On releva le corps, on le décapita et on détacha la calotte crânienne. Puis on mangea son cerveau, et à ce moment-là seulement Horza vomit.
— Et maintenant, chacun de nous deux est devenu l’autre, entonna solennellement Fwi-Song en s’adressant au crâne évidé du jeune homme.
Puis il jeta dans le feu, par-dessus son épaule, le contenu sanglant de son bol. Le reste du corps fut jeté à la mer.
— Seuls le cérémonial et l’amour du Destin nous distinguent de la bête, ô signe de la dévotion du Destin, gazouilla Fwi-Song tandis que, sous les yeux de Horza, les servantes lavaient et parfumaient son corps.
Toujours lié à son piquet, maintenu au sol et la bouche pleine de bile, Horza respirait méthodiquement. Il n’essaya même pas de répondre.
Le cadavre de Vingt-septième dérivait lentement vers le large. On sécha Fwi-Song de la tête aux pieds. Ses maigres fidèles restaient assis alentour, apathiques, ou surveillaient l’ébullition du liquide infect dans les bacs. M. Premier et ses deux assistantes ôtèrent leurs bandelettes et se retrouvèrent donc qui en tunique souillée mais sans accroc, qui en haillons déchiquetés. Fwi-Song se fit apporter devant Horza et déposer sur le sable.

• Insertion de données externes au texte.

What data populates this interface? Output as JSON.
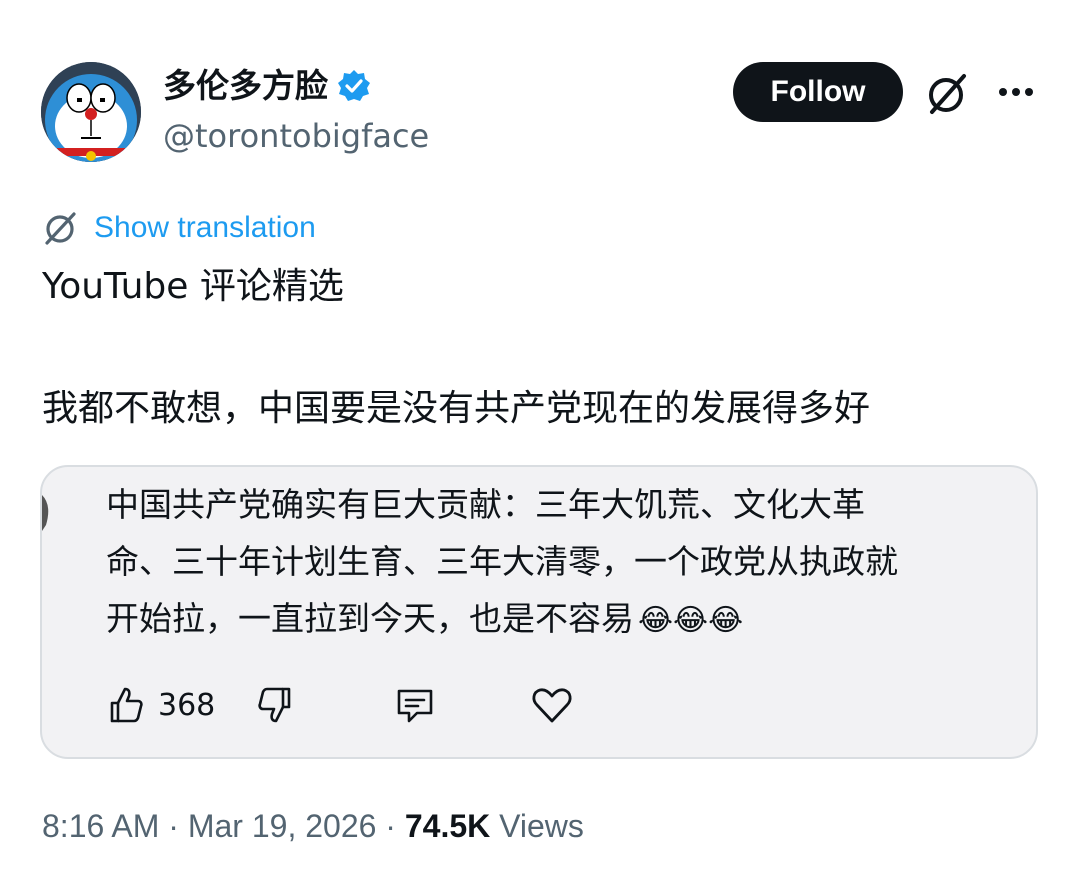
{
  "author": {
    "display_name": "多伦多方脸",
    "handle": "@torontobigface",
    "verified": true
  },
  "actions": {
    "follow_label": "Follow"
  },
  "translation": {
    "label": "Show translation"
  },
  "post": {
    "lines": [
      "YouTube 评论精选",
      "我都不敢想，中国要是没有共产党现在的发展得多好"
    ]
  },
  "quoted_comment": {
    "lines": [
      "中国共产党确实有巨大贡献：三年大饥荒、文化大革",
      "命、三十年计划生育、三年大清零，一个政党从执政就",
      "开始拉，一直拉到今天，也是不容易"
    ],
    "emojis": "😂😂😂",
    "like_count": "368"
  },
  "meta": {
    "time": "8:16 AM",
    "separator": " · ",
    "date": "Mar 19, 2026",
    "views_count": "74.5K",
    "views_label": " Views"
  },
  "colors": {
    "link": "#1d9bf0",
    "verified": "#1d9bf0",
    "text": "#0f1419",
    "secondary": "#536471",
    "follow_bg": "#0f1419"
  },
  "icons": [
    "avatar-doraemon",
    "verified-badge-icon",
    "grok-icon",
    "more-icon",
    "translate-icon",
    "thumbs-up-icon",
    "thumbs-down-icon",
    "reply-icon",
    "heart-icon"
  ]
}
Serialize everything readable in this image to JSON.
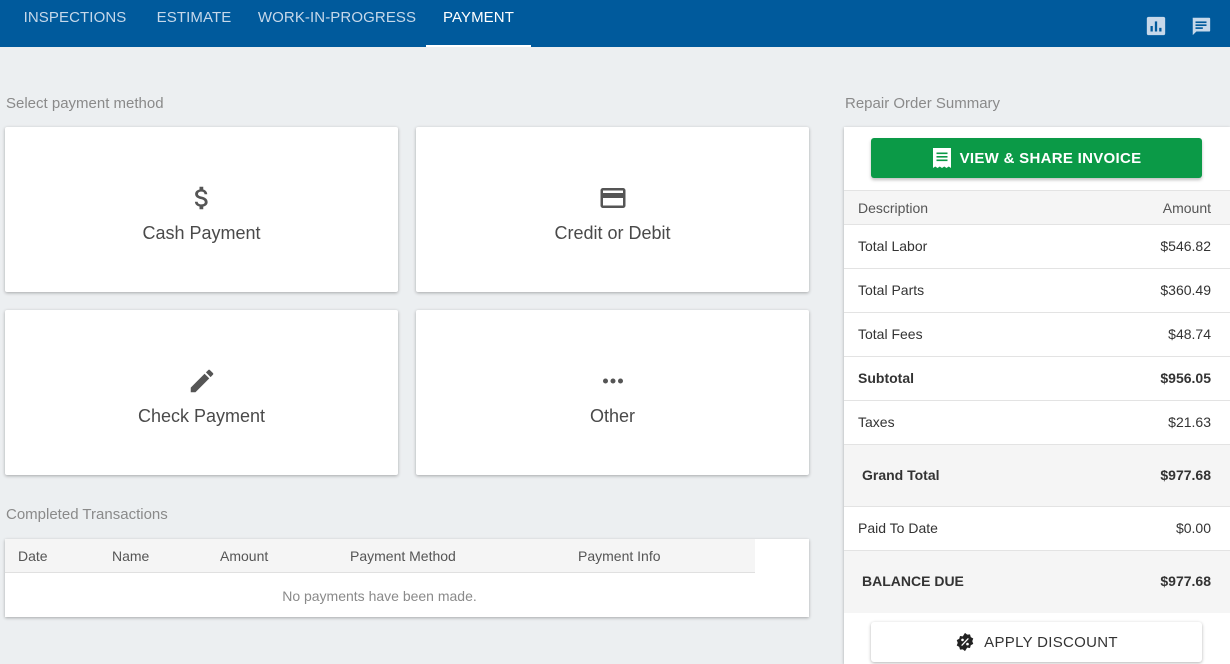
{
  "nav": {
    "tabs": [
      {
        "label": "INSPECTIONS"
      },
      {
        "label": "ESTIMATE"
      },
      {
        "label": "WORK-IN-PROGRESS"
      },
      {
        "label": "PAYMENT"
      }
    ],
    "active_tab": "PAYMENT",
    "icons": [
      "bar-chart-icon",
      "chat-icon"
    ]
  },
  "payment": {
    "section_label": "Select payment method",
    "methods": [
      {
        "label": "Cash Payment",
        "icon": "dollar-icon"
      },
      {
        "label": "Credit or Debit",
        "icon": "credit-card-icon"
      },
      {
        "label": "Check Payment",
        "icon": "pencil-icon"
      },
      {
        "label": "Other",
        "icon": "more-horizontal-icon"
      }
    ]
  },
  "transactions": {
    "section_label": "Completed Transactions",
    "columns": [
      "Date",
      "Name",
      "Amount",
      "Payment Method",
      "Payment Info"
    ],
    "empty_message": "No payments have been made."
  },
  "summary": {
    "section_label": "Repair Order Summary",
    "invoice_button": "VIEW & SHARE INVOICE",
    "header": {
      "description": "Description",
      "amount": "Amount"
    },
    "rows": [
      {
        "description": "Total Labor",
        "amount": "$546.82"
      },
      {
        "description": "Total Parts",
        "amount": "$360.49"
      },
      {
        "description": "Total Fees",
        "amount": "$48.74"
      },
      {
        "description": "Subtotal",
        "amount": "$956.05"
      },
      {
        "description": "Taxes",
        "amount": "$21.63"
      },
      {
        "description": "Grand Total",
        "amount": "$977.68"
      },
      {
        "description": "Paid To Date",
        "amount": "$0.00"
      },
      {
        "description": "BALANCE DUE",
        "amount": "$977.68"
      }
    ],
    "discount_button": "APPLY DISCOUNT"
  },
  "colors": {
    "nav_bg": "#005a9c",
    "invoice_button": "#0b9a47",
    "page_bg": "#eceff1"
  }
}
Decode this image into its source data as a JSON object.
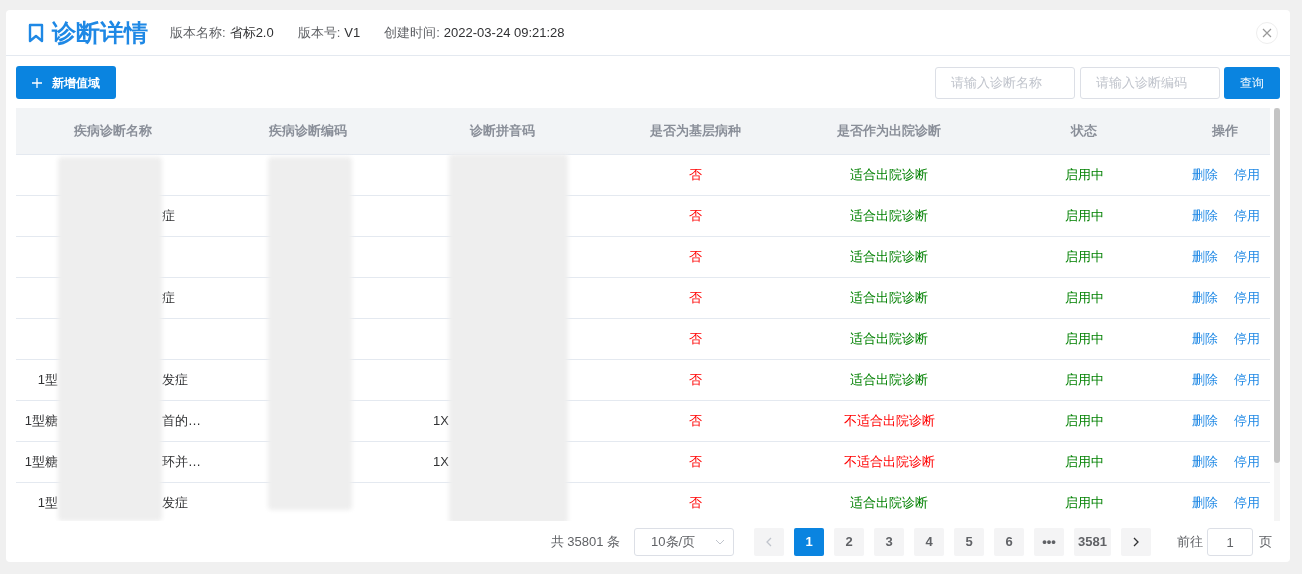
{
  "dialog": {
    "title": "诊断详情",
    "meta": [
      {
        "label": "版本名称:",
        "value": "省标2.0"
      },
      {
        "label": "版本号:",
        "value": "V1"
      },
      {
        "label": "创建时间:",
        "value": "2022-03-24 09:21:28"
      }
    ]
  },
  "toolbar": {
    "add_button": "新增值域",
    "name_search": {
      "placeholder": "请输入诊断名称"
    },
    "code_search": {
      "placeholder": "请输入诊断编码"
    },
    "query_button": "查询"
  },
  "table": {
    "columns": [
      "疾病诊断名称",
      "疾病诊断编码",
      "诊断拼音码",
      "是否为基层病种",
      "是否作为出院诊断",
      "状态",
      "操作"
    ],
    "rows": [
      {
        "name_start": "",
        "name_end": "",
        "pinyin_start": "",
        "basic": "否",
        "discharge": "适合出院诊断",
        "suitable": true,
        "status": "启用中",
        "actions": [
          "删除",
          "停用"
        ]
      },
      {
        "name_start": "",
        "name_end": "症",
        "pinyin_start": "",
        "basic": "否",
        "discharge": "适合出院诊断",
        "suitable": true,
        "status": "启用中",
        "actions": [
          "删除",
          "停用"
        ]
      },
      {
        "name_start": "",
        "name_end": "",
        "pinyin_start": "",
        "basic": "否",
        "discharge": "适合出院诊断",
        "suitable": true,
        "status": "启用中",
        "actions": [
          "删除",
          "停用"
        ]
      },
      {
        "name_start": "",
        "name_end": "症",
        "pinyin_start": "",
        "basic": "否",
        "discharge": "适合出院诊断",
        "suitable": true,
        "status": "启用中",
        "actions": [
          "删除",
          "停用"
        ]
      },
      {
        "name_start": "",
        "name_end": "",
        "pinyin_start": "",
        "basic": "否",
        "discharge": "适合出院诊断",
        "suitable": true,
        "status": "启用中",
        "actions": [
          "删除",
          "停用"
        ]
      },
      {
        "name_start": "1型",
        "name_end": "发症",
        "pinyin_start": "",
        "basic": "否",
        "discharge": "适合出院诊断",
        "suitable": true,
        "status": "启用中",
        "actions": [
          "删除",
          "停用"
        ]
      },
      {
        "name_start": "1型糖",
        "name_end": "首的…",
        "pinyin_start": "1X",
        "basic": "否",
        "discharge": "不适合出院诊断",
        "suitable": false,
        "status": "启用中",
        "actions": [
          "删除",
          "停用"
        ]
      },
      {
        "name_start": "1型糖",
        "name_end": "环并…",
        "pinyin_start": "1X",
        "basic": "否",
        "discharge": "不适合出院诊断",
        "suitable": false,
        "status": "启用中",
        "actions": [
          "删除",
          "停用"
        ]
      },
      {
        "name_start": "1型",
        "name_end": "发症",
        "pinyin_start": "",
        "basic": "否",
        "discharge": "适合出院诊断",
        "suitable": true,
        "status": "启用中",
        "actions": [
          "删除",
          "停用"
        ]
      }
    ]
  },
  "pagination": {
    "total": "共 35801 条",
    "page_size": "10条/页",
    "pages": [
      {
        "label": "1",
        "selected": true
      },
      {
        "label": "2",
        "selected": false
      },
      {
        "label": "3",
        "selected": false
      },
      {
        "label": "4",
        "selected": false
      },
      {
        "label": "5",
        "selected": false
      },
      {
        "label": "6",
        "selected": false
      },
      {
        "label": "•••",
        "selected": false
      },
      {
        "label": "3581",
        "selected": false
      }
    ],
    "jump_label": "前往",
    "jump_value": "1",
    "jump_unit": "页"
  }
}
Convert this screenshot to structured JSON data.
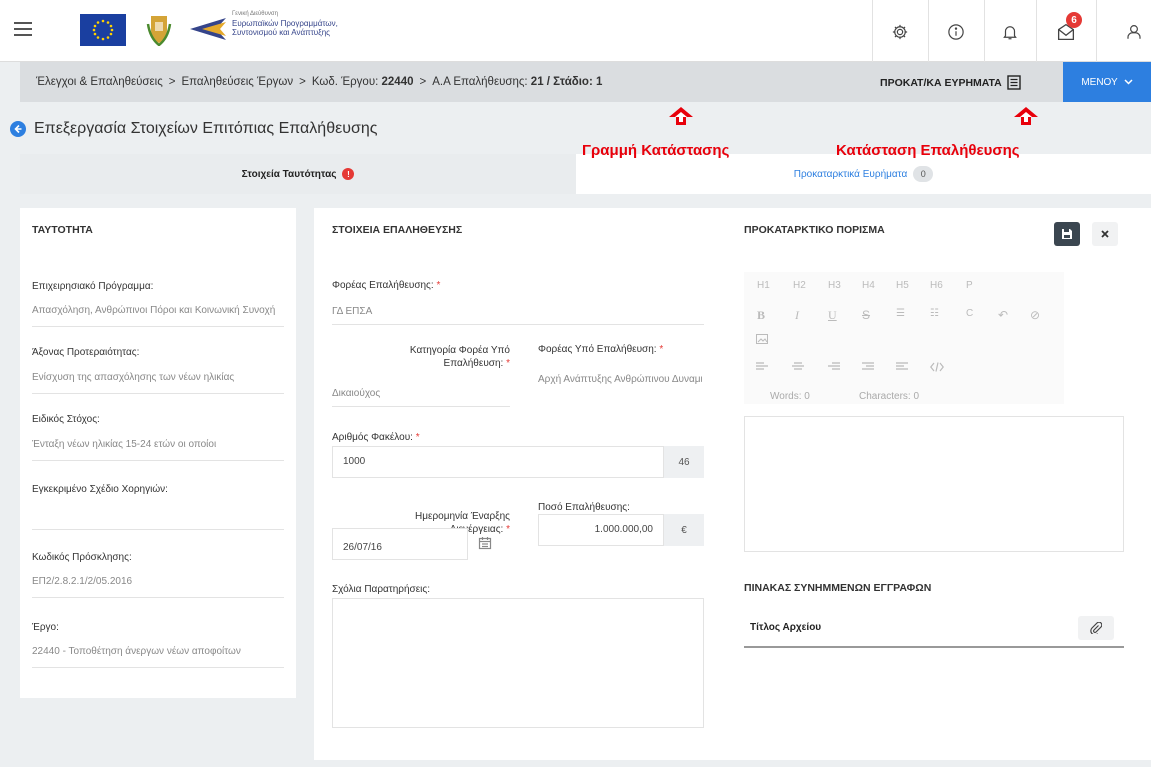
{
  "header": {
    "logo_text_line1": "Γενική Διεύθυνση",
    "logo_text_line2": "Ευρωπαϊκών Προγραμμάτων,",
    "logo_text_line3": "Συντονισμού και Ανάπτυξης",
    "mail_count": "6",
    "icons": [
      "gear-icon",
      "info-icon",
      "bell-icon",
      "mail-icon",
      "user-icon"
    ]
  },
  "breadcrumb": {
    "c1": "Έλεγχοι & Επαληθεύσεις",
    "c2": "Επαληθεύσεις Έργων",
    "c3_label": "Κωδ. Έργου:",
    "c3_value": "22440",
    "c4_label": "Α.Α Επαλήθευσης:",
    "c4_value": "21 / Στάδιο: 1",
    "separator": ">",
    "prelim_label": "ΠΡΟΚΑΤ/ΚΑ ΕΥΡΗΜΑΤΑ",
    "menu_label": "ΜΕΝΟΥ"
  },
  "page": {
    "title": "Επεξεργασία Στοιχείων Επιτόπιας Επαλήθευσης"
  },
  "annotations": {
    "status_line": "Γραμμή Κατάστασης",
    "verification_status": "Κατάσταση Επαλήθευσης"
  },
  "tabs": {
    "identity": "Στοιχεία Ταυτότητας",
    "identity_error": "!",
    "findings": "Προκαταρκτικά Ευρήματα",
    "findings_count": "0"
  },
  "identity_panel": {
    "title": "ΤΑΥΤΟΤΗΤΑ",
    "op_label": "Επιχειρησιακό Πρόγραμμα:",
    "op_value": "Απασχόληση, Ανθρώπινοι Πόροι και Κοινωνική Συνοχή",
    "axis_label": "Άξονας Προτεραιότητας:",
    "axis_value": "Ενίσχυση της απασχόλησης των νέων ηλικίας",
    "goal_label": "Ειδικός Στόχος:",
    "goal_value": "Ένταξη νέων ηλικίας 15-24 ετών οι οποίοι",
    "plan_label": "Εγκεκριμένο Σχέδιο Χορηγιών:",
    "plan_value": "",
    "call_label": "Κωδικός Πρόσκλησης:",
    "call_value": "ΕΠ2/2.8.2.1/2/05.2016",
    "project_label": "Έργο:",
    "project_value": "22440 - Τοποθέτηση άνεργων νέων αποφοίτων"
  },
  "verification": {
    "title": "ΣΤΟΙΧΕΙΑ ΕΠΑΛΗΘΕΥΣΗΣ",
    "body_label": "Φορέας Επαλήθευσης:",
    "body_value": "ΓΔ ΕΠΣΑ",
    "cat_label_1": "Κατηγορία Φορέα Υπό",
    "cat_label_2": "Επαλήθευση:",
    "cat_value": "Δικαιούχος",
    "under_label": "Φορέας Υπό Επαλήθευση:",
    "under_value": "Αρχή Ανάπτυξης Ανθρώπινου Δυναμικού",
    "file_label": "Αριθμός Φακέλου:",
    "file_value": "1000",
    "file_counter": "46",
    "date_label_1": "Ημερομηνία Έναρξης",
    "date_label_2": "Διενέργειας:",
    "date_value": "26/07/16",
    "amount_label": "Ποσό Επαλήθευσης:",
    "amount_value": "1.000.000,00",
    "currency": "€",
    "comments_label": "Σχόλια Παρατηρήσεις:",
    "required_mark": "*"
  },
  "conclusion": {
    "title": "ΠΡΟΚΑΤΑΡΚΤΙΚΟ ΠΟΡΙΣΜΑ",
    "toolbar_row1": [
      "H1",
      "H2",
      "H3",
      "H4",
      "H5",
      "H6",
      "P"
    ],
    "toolbar_row2": [
      "B",
      "I",
      "U",
      "S",
      "☰",
      "☷",
      "C",
      "↶",
      "⊘"
    ],
    "words": "Words: 0",
    "characters": "Characters: 0"
  },
  "attachments": {
    "title": "ΠΙΝΑΚΑΣ ΣΥΝΗΜΜΕΝΩΝ ΕΓΓΡΑΦΩΝ",
    "col_title": "Τίτλος Αρχείου"
  },
  "colors": {
    "accent": "#2d7fe0",
    "annotation_red": "#e8000b",
    "error_red": "#e53935"
  }
}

— Sache, offrande des vagues, moisson de l’océan moutonneux, que mon peuple s’apprête à mettre fin à son jeûne. (Le prophète tendit brusquement un bras tout tremblotant de graisse afin d’englober les disciples qui s’affairaient auprès des chaudrons et des feux. Une puanteur d’aliments putréfiés envahit l’atmosphère.) Ils mangent ce que les autres laissent, ce que les autres ne veulent pas toucher, car ils souhaitent se rapprocher de la substance même du Destin. Ils mangent l’écorce à même l’arbre, l’herbe à même le sol, la mousse à même le rocher ; ils mangent le sable, les feuilles, les racines et la terre ; ils mangent la coquille et les entrailles des animaux marins, la charogne de la terre et des mers ; ils mangent les produits de leur propre corps et partagent les miens. Je suis la source de toute chose. Je suis la fontaine, la saveur sur leur langue. Toi, bulle d’écume sur l’océan de la vie, toi tu es signe. Fruit de l’océan, tu comprendras avant le moment de ta désagrégation que tu es tout ce que tu as mangé, et que la nourriture n’est rien d’autre qu’excréments non encore digérés. Voilà ce que j’ai compris, voilà ce que tu verras aussi.